I have many fond memories of eating take-out Chinese food with friends and family. I prefer the freshness of the dishes I make myself, or have had served to me in favourite restaurants. You know how the cardboard packaging of take-out food adds that certain pulp-and-paper flavour, and the food steams inside the box for half an hour at least before you get it. But that's all part of the fun of a get-together: The careful pondering over a menu, the wait, the arrival of paper bags filled with cardboard cartons; plates, bowls, hashi, bottles of sake, cups whisked from this cupboard and that, and a feast is created. Good flavours, good conversation, good sake, good time.

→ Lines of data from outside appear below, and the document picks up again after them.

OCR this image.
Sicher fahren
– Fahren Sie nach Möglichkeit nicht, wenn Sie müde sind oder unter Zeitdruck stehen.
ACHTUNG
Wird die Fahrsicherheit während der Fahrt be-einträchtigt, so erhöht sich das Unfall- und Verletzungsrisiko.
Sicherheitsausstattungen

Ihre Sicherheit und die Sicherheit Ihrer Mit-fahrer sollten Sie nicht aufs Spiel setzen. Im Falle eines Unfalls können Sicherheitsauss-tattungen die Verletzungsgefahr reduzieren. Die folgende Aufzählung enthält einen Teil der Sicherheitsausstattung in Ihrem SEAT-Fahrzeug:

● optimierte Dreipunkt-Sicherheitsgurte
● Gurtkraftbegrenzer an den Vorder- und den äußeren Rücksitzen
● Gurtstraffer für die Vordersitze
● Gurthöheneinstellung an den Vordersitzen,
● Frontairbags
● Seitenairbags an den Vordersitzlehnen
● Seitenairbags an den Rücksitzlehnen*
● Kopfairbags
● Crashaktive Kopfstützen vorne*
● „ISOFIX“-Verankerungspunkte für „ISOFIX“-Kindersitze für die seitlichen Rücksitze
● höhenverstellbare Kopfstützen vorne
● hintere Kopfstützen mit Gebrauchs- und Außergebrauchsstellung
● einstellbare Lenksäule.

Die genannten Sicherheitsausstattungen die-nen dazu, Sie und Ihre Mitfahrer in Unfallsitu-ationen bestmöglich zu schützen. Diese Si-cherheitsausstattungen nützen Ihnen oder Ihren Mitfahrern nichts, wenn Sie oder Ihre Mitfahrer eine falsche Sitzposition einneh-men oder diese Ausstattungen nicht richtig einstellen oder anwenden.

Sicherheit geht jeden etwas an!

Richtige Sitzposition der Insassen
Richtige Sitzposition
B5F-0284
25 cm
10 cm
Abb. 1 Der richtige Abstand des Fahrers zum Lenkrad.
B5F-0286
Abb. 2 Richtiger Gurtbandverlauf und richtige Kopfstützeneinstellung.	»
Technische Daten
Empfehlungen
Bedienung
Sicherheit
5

So when my now ex-in-laws suggested we (my husband, myself, and the two of them) order Chinese food, I thought:

GREAT! We have something in common after all. We're going to do a common thing. Yay! (Or at least: What a relief.)

Well...

She ordered Almond Guy Ding and he ordered Spareribs. Not half orders, but full orders. That's lot of ding and spareribs for four people. My husband requested a whole order of chicken balls with sweet pink gack. Ack!

Looking at the menu, I said, "I wouldn't mind some Shanghai dumplings…do you like Shanghai dumpings? Or maybe rice noodle rolls?"

No response, tense air.

So I asked, "Ahhh, what else do you like?"

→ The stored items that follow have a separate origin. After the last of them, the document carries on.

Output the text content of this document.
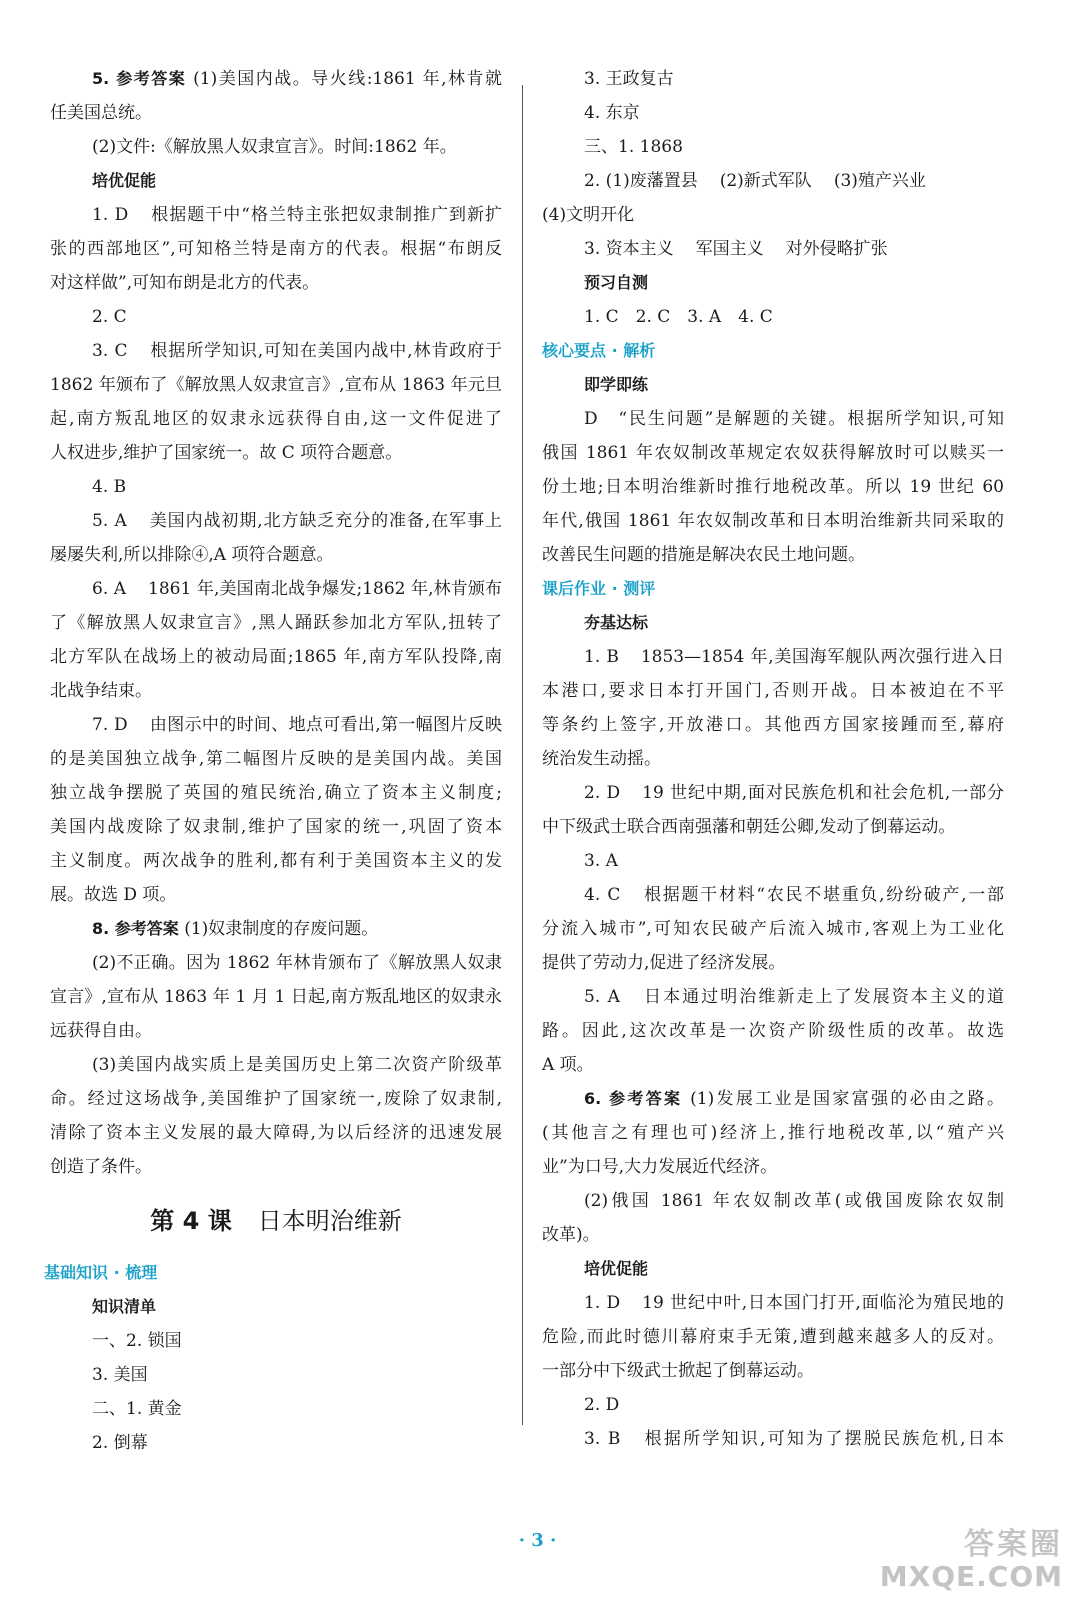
5. 参考答案 (1)美国内战。导火线:1861 年,林肯就
任美国总统。
(2)文件:《解放黑人奴隶宣言》。时间:1862 年。
培优促能
1. D 根据题干中“格兰特主张把奴隶制推广到新扩
张的西部地区”,可知格兰特是南方的代表。根据“布朗反
对这样做”,可知布朗是北方的代表。
2. C
3. C 根据所学知识,可知在美国内战中,林肯政府于
1862 年颁布了《解放黑人奴隶宣言》,宣布从 1863 年元旦
起,南方叛乱地区的奴隶永远获得自由,这一文件促进了
人权进步,维护了国家统一。故 C 项符合题意。
4. B
5. A 美国内战初期,北方缺乏充分的准备,在军事上
屡屡失利,所以排除④,A 项符合题意。
6. A 1861 年,美国南北战争爆发;1862 年,林肯颁布
了《解放黑人奴隶宣言》,黑人踊跃参加北方军队,扭转了
北方军队在战场上的被动局面;1865 年,南方军队投降,南
北战争结束。
7. D 由图示中的时间、地点可看出,第一幅图片反映
的是美国独立战争,第二幅图片反映的是美国内战。美国
独立战争摆脱了英国的殖民统治,确立了资本主义制度;
美国内战废除了奴隶制,维护了国家的统一,巩固了资本
主义制度。两次战争的胜利,都有利于美国资本主义的发
展。故选 D 项。
8. 参考答案 (1)奴隶制度的存废问题。
(2)不正确。因为 1862 年林肯颁布了《解放黑人奴隶
宣言》,宣布从 1863 年 1 月 1 日起,南方叛乱地区的奴隶永
远获得自由。
(3)美国内战实质上是美国历史上第二次资产阶级革
命。经过这场战争,美国维护了国家统一,废除了奴隶制,
清除了资本主义发展的最大障碍,为以后经济的迅速发展
创造了条件。
第 4 课 日本明治维新
基础知识 · 梳理
知识清单
一、2. 锁国
3. 美国
二、1. 黄金
2. 倒幕
3. 王政复古
4. 东京
三、1. 1868
2. (1)废藩置县 (2)新式军队 (3)殖产兴业
(4)文明开化
3. 资本主义 军国主义 对外侵略扩张
预习自测
1. C　2. C　3. A　4. C
核心要点 · 解析
即学即练
D　“民生问题”是解题的关键。根据所学知识,可知
俄国 1861 年农奴制改革规定农奴获得解放时可以赎买一
份土地;日本明治维新时推行地税改革。所以 19 世纪 60
年代,俄国 1861 年农奴制改革和日本明治维新共同采取的
改善民生问题的措施是解决农民土地问题。
课后作业 · 测评
夯基达标
1. B 1853—1854 年,美国海军舰队两次强行进入日
本港口,要求日本打开国门,否则开战。日本被迫在不平
等条约上签字,开放港口。其他西方国家接踵而至,幕府
统治发生动摇。
2. D 19 世纪中期,面对民族危机和社会危机,一部分
中下级武士联合西南强藩和朝廷公卿,发动了倒幕运动。
3. A
4. C 根据题干材料“农民不堪重负,纷纷破产,一部
分流入城市”,可知农民破产后流入城市,客观上为工业化
提供了劳动力,促进了经济发展。
5. A 日本通过明治维新走上了发展资本主义的道
路。因此,这次改革是一次资产阶级性质的改革。故选
A 项。
6. 参考答案 (1)发展工业是国家富强的必由之路。
(其他言之有理也可)经济上,推行地税改革,以“殖产兴
业”为口号,大力发展近代经济。
(2)俄国 1861 年农奴制改革(或俄国废除农奴制
改革)。
培优促能
1. D 19 世纪中叶,日本国门打开,面临沦为殖民地的
危险,而此时德川幕府束手无策,遭到越来越多人的反对。
一部分中下级武士掀起了倒幕运动。
2. D
3. B 根据所学知识,可知为了摆脱民族危机,日本
· 3 ·	答案圈
MXQE.COM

Becky sniffed and said, "Chop suey."

I balked at the image of overcooked bean sprouts in cardboard, but trying to preserve the spirit of the thing said brightly, "Sure."

The order was called in, four plates and forks laid, Sammy turned on the kitchen TV, and we sat in silence at the table watching golf.

The kitchen was undoubtedly the most sterile room I've ever eaten in. Everything was white: the ceiling and walls were white, the ceramic tiled floor was white, the appliances were white, the counters were white, the cabinets were white, the table and chairs were white, the dishes were white and it was lit with recessed white fluorescent tubing.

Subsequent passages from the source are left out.